Reach me at micky@mickai.co.uk.
By Micky Irons, founder and CEO of Mickai.
Frequently asked questions
What does it mean that the patents are filed, not granted?
Filing establishes a priority date. From that date the disclosed material becomes prior art against later entrants, reserving a path to enforceable rights and raising the prior-art floor for competitors working the same problems. It is leverage that exists before grant.
What are 311 patent-company pairs?
A patent-company pair is one filed application whose claims read onto one company's product or roadmap. Because a single patent can intersect several companies and a single company several patents, 104 applications expand to 311 pairs across 196 distinct companies. This is potential-licensee sizing, not signed agreements.
Why are Microsoft, AWS, NVIDIA, Google, Adobe and IBM named?
They define the compute and enterprise-AI stack and are building agentic systems, audit tooling, on-premise inference, and compliance layers for regulated buyers. Where their roadmaps move toward sovereign, auditable, air-gapped AI, they move toward ground Mickai has already filed on.

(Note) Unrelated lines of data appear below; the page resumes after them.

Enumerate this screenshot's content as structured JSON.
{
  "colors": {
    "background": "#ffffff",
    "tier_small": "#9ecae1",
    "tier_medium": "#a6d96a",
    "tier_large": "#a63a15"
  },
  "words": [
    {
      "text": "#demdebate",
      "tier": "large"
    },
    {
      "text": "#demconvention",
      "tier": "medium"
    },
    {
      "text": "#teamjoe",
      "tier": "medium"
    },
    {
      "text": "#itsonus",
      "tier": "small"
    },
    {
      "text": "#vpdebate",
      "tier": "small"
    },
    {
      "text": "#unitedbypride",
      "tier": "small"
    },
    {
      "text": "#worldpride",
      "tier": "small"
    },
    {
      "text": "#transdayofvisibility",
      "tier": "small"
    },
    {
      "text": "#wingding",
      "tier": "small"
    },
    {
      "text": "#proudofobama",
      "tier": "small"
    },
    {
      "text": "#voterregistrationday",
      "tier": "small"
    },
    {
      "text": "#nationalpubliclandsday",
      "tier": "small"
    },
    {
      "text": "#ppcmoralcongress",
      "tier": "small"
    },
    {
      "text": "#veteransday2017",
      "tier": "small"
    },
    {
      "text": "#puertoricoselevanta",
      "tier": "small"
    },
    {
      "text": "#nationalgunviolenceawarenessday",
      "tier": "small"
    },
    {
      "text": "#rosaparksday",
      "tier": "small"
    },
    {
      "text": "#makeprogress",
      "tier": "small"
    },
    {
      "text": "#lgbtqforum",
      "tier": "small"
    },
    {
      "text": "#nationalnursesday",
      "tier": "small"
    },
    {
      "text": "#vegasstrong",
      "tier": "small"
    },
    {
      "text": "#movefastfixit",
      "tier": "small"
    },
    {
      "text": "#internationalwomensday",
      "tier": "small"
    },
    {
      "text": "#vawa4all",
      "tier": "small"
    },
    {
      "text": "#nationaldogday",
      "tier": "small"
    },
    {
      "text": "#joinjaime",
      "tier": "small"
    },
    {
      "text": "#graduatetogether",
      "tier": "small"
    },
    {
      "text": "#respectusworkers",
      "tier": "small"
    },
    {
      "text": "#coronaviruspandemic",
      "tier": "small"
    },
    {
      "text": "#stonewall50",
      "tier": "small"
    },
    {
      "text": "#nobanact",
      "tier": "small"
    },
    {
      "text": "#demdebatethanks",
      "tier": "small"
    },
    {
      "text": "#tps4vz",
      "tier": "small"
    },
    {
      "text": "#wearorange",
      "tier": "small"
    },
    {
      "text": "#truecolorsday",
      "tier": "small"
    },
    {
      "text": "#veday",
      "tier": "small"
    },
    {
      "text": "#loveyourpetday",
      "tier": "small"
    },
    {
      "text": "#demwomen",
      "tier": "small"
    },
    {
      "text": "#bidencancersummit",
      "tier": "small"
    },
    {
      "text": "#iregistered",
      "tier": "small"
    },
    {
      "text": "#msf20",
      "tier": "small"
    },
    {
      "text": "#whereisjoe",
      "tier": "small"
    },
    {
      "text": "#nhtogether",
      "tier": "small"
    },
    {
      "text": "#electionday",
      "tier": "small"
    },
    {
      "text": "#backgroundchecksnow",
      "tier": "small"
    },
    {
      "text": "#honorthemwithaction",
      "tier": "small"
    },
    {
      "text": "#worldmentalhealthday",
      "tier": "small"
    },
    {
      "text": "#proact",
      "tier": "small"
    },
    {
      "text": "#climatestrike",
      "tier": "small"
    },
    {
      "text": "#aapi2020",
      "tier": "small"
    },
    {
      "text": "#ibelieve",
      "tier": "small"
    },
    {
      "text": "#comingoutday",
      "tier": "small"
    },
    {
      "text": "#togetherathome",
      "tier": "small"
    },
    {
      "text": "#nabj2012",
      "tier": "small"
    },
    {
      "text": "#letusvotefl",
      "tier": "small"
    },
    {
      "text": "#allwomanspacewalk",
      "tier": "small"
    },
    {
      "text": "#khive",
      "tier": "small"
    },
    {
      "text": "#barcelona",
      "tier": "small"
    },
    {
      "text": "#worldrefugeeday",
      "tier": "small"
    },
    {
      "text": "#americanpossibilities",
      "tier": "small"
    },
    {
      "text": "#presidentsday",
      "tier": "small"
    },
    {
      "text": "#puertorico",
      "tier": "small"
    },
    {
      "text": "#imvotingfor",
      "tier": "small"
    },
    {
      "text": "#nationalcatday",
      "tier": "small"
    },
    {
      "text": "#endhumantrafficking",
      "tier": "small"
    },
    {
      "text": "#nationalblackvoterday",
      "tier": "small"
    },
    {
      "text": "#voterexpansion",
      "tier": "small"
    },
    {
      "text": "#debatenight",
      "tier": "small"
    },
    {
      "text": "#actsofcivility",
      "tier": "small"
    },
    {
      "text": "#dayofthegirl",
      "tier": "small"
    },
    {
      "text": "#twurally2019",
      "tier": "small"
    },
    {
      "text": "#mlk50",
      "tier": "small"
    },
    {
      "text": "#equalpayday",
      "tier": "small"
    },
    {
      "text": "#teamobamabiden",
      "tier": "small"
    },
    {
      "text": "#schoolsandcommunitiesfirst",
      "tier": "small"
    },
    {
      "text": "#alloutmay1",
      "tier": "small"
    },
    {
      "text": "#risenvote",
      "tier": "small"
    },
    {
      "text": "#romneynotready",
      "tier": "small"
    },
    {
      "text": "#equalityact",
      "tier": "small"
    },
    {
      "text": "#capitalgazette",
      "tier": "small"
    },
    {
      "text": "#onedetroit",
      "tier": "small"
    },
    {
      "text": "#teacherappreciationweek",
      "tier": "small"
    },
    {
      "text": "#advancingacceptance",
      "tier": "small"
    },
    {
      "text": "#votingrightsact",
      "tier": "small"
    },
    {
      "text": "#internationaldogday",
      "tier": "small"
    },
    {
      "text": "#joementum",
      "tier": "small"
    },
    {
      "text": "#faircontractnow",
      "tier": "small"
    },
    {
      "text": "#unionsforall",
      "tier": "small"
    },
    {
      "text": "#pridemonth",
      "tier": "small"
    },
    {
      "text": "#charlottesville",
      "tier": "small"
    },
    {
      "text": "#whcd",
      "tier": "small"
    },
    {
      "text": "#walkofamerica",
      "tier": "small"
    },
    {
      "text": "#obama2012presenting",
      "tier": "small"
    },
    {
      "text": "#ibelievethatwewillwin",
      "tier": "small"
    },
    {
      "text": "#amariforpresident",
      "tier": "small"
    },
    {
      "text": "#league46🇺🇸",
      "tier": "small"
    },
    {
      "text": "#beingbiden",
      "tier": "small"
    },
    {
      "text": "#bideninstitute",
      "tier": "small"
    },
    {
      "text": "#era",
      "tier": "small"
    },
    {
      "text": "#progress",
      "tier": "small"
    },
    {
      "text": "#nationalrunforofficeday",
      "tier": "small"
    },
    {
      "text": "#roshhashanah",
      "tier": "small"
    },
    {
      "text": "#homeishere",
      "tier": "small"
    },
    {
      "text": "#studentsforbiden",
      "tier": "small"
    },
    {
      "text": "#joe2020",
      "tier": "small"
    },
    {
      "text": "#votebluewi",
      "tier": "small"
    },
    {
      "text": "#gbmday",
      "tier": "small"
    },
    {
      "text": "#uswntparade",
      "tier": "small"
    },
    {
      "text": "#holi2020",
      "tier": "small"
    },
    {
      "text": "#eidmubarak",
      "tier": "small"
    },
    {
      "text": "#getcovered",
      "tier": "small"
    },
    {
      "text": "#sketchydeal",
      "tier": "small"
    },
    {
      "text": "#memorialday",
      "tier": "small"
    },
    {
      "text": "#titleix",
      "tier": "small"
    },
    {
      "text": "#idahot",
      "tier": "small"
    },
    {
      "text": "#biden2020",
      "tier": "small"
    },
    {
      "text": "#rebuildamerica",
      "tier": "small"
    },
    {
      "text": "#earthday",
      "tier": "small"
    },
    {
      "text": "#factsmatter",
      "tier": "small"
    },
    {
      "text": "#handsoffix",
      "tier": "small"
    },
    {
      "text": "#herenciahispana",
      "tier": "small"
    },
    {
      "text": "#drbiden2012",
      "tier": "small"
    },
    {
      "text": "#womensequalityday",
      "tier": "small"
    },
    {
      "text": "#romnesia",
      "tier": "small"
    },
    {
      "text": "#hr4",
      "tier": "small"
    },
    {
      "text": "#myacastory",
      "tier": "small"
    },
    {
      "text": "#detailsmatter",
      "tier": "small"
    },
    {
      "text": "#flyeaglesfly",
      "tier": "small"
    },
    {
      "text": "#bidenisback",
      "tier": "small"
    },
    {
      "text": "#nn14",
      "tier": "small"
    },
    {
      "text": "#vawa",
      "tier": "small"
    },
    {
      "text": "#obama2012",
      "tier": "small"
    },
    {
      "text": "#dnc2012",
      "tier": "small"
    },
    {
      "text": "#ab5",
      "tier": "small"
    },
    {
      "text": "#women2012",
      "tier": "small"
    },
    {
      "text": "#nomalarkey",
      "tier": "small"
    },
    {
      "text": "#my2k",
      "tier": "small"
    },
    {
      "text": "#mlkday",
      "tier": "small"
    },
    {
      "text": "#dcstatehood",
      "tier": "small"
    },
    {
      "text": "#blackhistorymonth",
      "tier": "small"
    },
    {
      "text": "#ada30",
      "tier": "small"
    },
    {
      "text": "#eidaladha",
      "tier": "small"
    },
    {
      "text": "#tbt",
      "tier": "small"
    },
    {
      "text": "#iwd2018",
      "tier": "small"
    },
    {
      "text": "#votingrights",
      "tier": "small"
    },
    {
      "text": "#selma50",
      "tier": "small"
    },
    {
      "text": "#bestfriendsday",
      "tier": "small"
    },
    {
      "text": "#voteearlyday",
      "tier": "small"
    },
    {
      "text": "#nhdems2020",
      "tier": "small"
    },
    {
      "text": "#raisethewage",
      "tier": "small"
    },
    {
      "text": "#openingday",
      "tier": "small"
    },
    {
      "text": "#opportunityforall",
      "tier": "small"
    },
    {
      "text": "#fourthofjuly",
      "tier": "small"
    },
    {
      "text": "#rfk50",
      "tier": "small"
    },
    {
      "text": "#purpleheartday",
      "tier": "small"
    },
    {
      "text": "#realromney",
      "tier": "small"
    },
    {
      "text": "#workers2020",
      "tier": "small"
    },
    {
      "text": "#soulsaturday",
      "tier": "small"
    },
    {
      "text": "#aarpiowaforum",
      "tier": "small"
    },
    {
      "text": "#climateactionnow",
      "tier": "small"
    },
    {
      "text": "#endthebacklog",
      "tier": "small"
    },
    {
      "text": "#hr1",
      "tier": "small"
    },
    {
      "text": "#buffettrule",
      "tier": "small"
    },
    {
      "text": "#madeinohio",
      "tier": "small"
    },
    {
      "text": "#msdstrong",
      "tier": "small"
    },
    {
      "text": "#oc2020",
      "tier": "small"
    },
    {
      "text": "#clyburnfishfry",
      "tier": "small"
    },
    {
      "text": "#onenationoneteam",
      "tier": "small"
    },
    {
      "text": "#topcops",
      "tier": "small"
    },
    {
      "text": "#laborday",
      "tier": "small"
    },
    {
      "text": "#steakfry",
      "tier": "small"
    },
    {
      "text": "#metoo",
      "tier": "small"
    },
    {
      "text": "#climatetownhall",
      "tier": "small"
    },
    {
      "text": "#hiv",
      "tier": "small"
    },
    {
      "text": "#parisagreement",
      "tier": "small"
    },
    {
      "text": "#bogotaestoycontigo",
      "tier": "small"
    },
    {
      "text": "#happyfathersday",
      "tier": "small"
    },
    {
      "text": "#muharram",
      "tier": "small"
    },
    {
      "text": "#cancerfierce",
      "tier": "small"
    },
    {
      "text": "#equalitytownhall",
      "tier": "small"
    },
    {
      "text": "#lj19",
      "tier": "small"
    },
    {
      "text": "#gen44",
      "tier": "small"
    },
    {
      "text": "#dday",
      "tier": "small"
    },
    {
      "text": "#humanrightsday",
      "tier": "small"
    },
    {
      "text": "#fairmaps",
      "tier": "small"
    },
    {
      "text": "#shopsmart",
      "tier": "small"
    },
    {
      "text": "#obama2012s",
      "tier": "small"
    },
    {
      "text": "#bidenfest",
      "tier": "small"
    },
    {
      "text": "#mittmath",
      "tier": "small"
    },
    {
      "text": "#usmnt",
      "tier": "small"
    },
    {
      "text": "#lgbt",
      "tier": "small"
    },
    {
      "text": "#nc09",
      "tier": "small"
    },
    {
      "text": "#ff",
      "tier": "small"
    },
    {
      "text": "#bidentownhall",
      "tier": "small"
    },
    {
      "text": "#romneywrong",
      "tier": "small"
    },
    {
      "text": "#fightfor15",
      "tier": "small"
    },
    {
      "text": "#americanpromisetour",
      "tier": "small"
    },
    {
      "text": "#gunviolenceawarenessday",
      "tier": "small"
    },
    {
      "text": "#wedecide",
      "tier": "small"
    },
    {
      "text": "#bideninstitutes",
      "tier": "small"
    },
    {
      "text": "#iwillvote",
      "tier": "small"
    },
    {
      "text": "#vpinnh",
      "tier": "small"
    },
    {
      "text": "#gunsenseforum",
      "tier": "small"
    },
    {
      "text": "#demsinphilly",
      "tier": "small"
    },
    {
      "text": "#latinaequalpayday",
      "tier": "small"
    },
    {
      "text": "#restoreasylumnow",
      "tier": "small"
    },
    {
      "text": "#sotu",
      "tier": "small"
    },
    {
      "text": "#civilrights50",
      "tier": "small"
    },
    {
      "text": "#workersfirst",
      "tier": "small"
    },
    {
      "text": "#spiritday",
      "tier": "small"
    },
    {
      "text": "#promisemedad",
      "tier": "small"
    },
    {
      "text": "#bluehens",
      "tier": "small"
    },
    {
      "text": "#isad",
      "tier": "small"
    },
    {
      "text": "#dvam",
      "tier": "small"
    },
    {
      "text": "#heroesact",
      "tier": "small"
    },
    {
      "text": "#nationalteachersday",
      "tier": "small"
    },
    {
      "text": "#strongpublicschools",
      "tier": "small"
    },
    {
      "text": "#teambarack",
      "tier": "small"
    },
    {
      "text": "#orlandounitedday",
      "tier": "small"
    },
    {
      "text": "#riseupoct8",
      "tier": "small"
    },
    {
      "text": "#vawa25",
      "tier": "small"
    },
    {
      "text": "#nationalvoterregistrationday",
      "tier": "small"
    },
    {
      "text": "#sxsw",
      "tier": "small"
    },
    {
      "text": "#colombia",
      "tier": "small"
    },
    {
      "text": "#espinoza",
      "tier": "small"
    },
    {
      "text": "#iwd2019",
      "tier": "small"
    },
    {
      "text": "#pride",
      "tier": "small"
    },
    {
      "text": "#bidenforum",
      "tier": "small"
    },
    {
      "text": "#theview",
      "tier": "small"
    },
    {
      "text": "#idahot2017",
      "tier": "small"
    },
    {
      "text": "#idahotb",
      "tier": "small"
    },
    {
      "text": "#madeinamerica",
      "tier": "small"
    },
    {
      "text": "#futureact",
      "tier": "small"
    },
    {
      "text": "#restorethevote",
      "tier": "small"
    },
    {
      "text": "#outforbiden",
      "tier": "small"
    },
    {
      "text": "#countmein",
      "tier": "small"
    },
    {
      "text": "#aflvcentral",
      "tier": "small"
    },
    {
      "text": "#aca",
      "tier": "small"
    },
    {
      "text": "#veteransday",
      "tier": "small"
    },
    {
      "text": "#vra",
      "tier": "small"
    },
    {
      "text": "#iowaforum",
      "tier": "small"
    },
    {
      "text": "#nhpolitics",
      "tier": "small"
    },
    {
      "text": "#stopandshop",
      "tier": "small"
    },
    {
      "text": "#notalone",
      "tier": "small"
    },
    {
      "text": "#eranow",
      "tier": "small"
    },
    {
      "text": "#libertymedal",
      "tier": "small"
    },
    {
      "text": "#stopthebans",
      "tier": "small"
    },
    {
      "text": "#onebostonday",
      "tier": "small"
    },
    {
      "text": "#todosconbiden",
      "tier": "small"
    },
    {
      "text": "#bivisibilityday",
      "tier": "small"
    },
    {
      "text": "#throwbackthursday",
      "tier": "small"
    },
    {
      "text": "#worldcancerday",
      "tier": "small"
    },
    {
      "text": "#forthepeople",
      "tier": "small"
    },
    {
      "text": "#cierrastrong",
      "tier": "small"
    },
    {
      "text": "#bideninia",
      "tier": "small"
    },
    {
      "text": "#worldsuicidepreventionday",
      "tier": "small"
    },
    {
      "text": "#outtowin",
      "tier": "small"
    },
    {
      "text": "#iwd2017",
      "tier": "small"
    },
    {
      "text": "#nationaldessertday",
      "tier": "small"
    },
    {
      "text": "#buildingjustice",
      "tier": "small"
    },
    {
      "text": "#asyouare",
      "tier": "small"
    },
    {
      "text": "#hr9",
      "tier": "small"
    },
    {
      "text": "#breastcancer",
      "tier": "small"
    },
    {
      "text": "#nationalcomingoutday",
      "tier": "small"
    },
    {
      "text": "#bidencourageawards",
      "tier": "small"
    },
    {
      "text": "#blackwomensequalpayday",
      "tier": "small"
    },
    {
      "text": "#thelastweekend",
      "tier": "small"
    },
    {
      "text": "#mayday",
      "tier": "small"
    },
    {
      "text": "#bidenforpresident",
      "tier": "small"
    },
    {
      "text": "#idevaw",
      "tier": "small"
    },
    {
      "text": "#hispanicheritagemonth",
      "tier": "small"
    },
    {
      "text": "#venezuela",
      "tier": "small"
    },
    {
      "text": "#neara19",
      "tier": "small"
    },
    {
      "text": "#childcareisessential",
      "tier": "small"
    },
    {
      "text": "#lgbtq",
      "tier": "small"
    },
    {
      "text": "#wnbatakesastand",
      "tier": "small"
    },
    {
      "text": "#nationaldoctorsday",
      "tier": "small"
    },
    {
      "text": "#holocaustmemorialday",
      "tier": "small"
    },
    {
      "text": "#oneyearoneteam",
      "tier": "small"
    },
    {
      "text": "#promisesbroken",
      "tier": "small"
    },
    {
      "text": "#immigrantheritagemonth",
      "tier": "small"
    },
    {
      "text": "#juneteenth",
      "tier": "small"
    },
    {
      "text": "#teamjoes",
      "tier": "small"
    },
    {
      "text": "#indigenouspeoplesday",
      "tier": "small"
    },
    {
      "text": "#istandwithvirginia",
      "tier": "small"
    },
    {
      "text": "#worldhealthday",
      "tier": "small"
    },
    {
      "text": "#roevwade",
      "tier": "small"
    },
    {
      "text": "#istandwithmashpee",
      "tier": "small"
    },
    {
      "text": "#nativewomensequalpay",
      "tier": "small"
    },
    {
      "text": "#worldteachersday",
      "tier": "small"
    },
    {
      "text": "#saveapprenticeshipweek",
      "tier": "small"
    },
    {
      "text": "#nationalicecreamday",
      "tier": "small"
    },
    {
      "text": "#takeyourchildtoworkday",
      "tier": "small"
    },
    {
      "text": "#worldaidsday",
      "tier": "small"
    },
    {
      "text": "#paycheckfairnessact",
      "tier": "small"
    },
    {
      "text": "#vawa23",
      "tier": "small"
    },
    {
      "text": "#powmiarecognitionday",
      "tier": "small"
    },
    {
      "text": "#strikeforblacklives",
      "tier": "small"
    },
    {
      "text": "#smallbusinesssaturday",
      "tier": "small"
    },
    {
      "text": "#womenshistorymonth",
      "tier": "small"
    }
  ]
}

What is the dual-buyer thesis?
Regulated enterprises license and deploy the SIOS directly to serve customers the public cloud cannot, while platform companies are potential licensees of the underlying IP. Each reinforces the other: deployments prove the architecture, and proof points sharpen the relevance of the claims at platform scale.
How big is the sovereign AI market?
It sits at roughly USD 40 billion in 2025 and is projected toward USD 148 billion by 2032. The regulated wedge spans roughly 0.85 million UK businesses and an estimated 5 million across the EU constrained from public-cloud AI by rules such as PRA SS2/21, UK GDPR, the NHS DSP Toolkit, the EU AI Act, ITAR and EAR, the NIS Regulations, and the CLOUD Act.